The upward revision was on “carryover from a strong first quarter, more than offsetting the increase in the US effective tariff rate on imports from India since July”, the IMF said in its World Economic Outlook.
In the April-June quarter of 2025-26, India grew at its fastest pace in at least a year, clocking a GDP growth rate of 7.8 per cent on the back of strong private consumption.
With the government rolling out sweeping GST reforms with tax rates reduced on consumer goods and services across the board, the domestic demand is expected to gain further momentum ahead. This is expected to offset the negative impact on external demand for Indian goods due to the US tariff hike.
The IMF’s projection of a higher economic growth comes close on the heels of the World Bank raising its India growth forecast for FY26 to 6.5 per cent from 6.3 per cent.
The IMF has also projected that the growth of emerging market and developing economies will moderate from 4.3 per cent in 2024 to 4.2 per cent in 2025 and 4 per cent in 2026.
“Beyond China, emerging market and developing economies more broadly showed strength, sometimes because of particular domestic reasons, but recent signals point to a fragile outlook there as well,” the report states.
Higher US tariffs are curtailing external demand, and rising trade policy uncertainty is weighing on investment in major export-led economies, the report added.
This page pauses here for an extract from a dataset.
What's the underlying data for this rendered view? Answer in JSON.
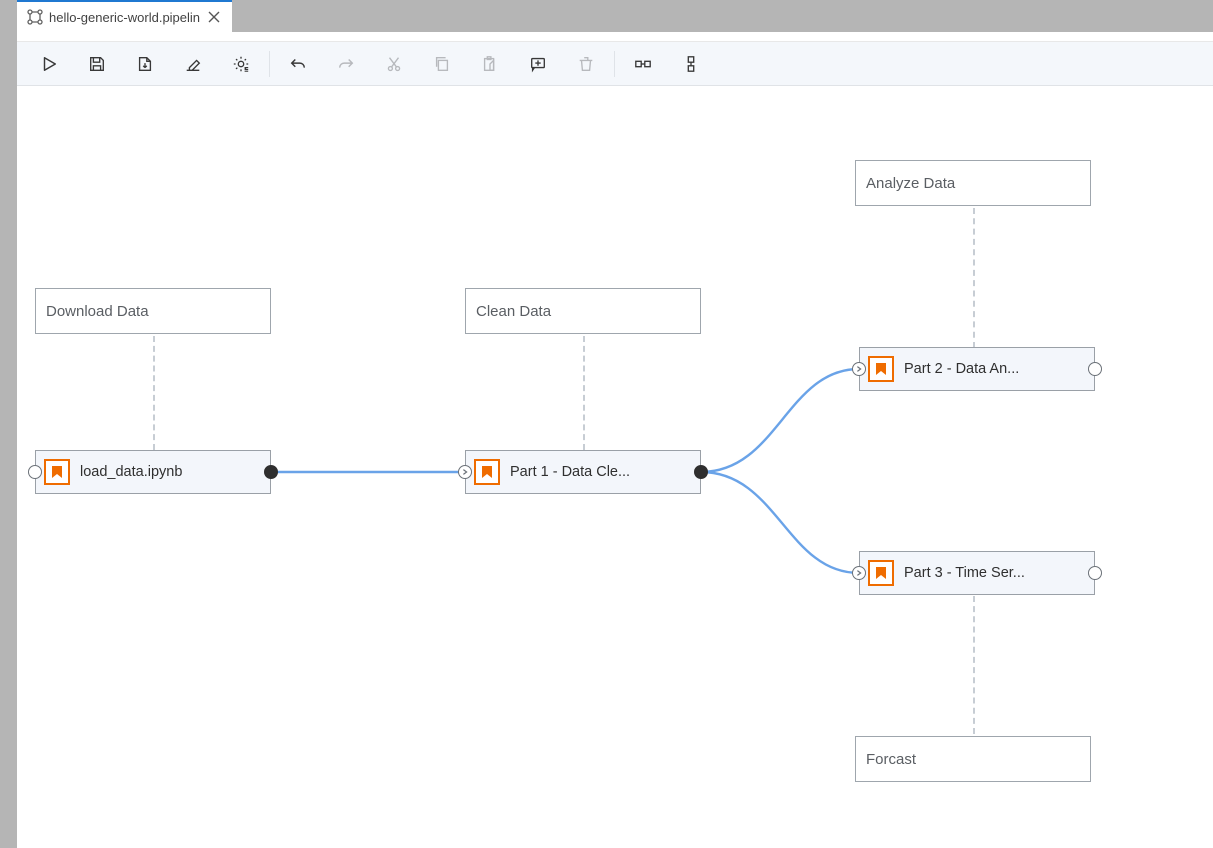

Last week, IMF Managing Director Kristalina Georgieva lauded India as a key growth engine of the world economy amid changing global growth patterns.
“Global growth is forecast at roughly 3 per cent over the medium term—down from 3.7 per cent pre-pandemic. Global growth patterns have been changing over the years, notably with China decelerating steadily while India develops into a key growth engine,” she said.
Georgieva said that countries have put in place decisive economic policies, the private sector has adapted, and the US tariff turmoil has proved less severe than initially feared.
However, she said it was too early to heave a big sigh of relief, because “global resilience has not yet been fully tested. And there are worrying signs the test may come”.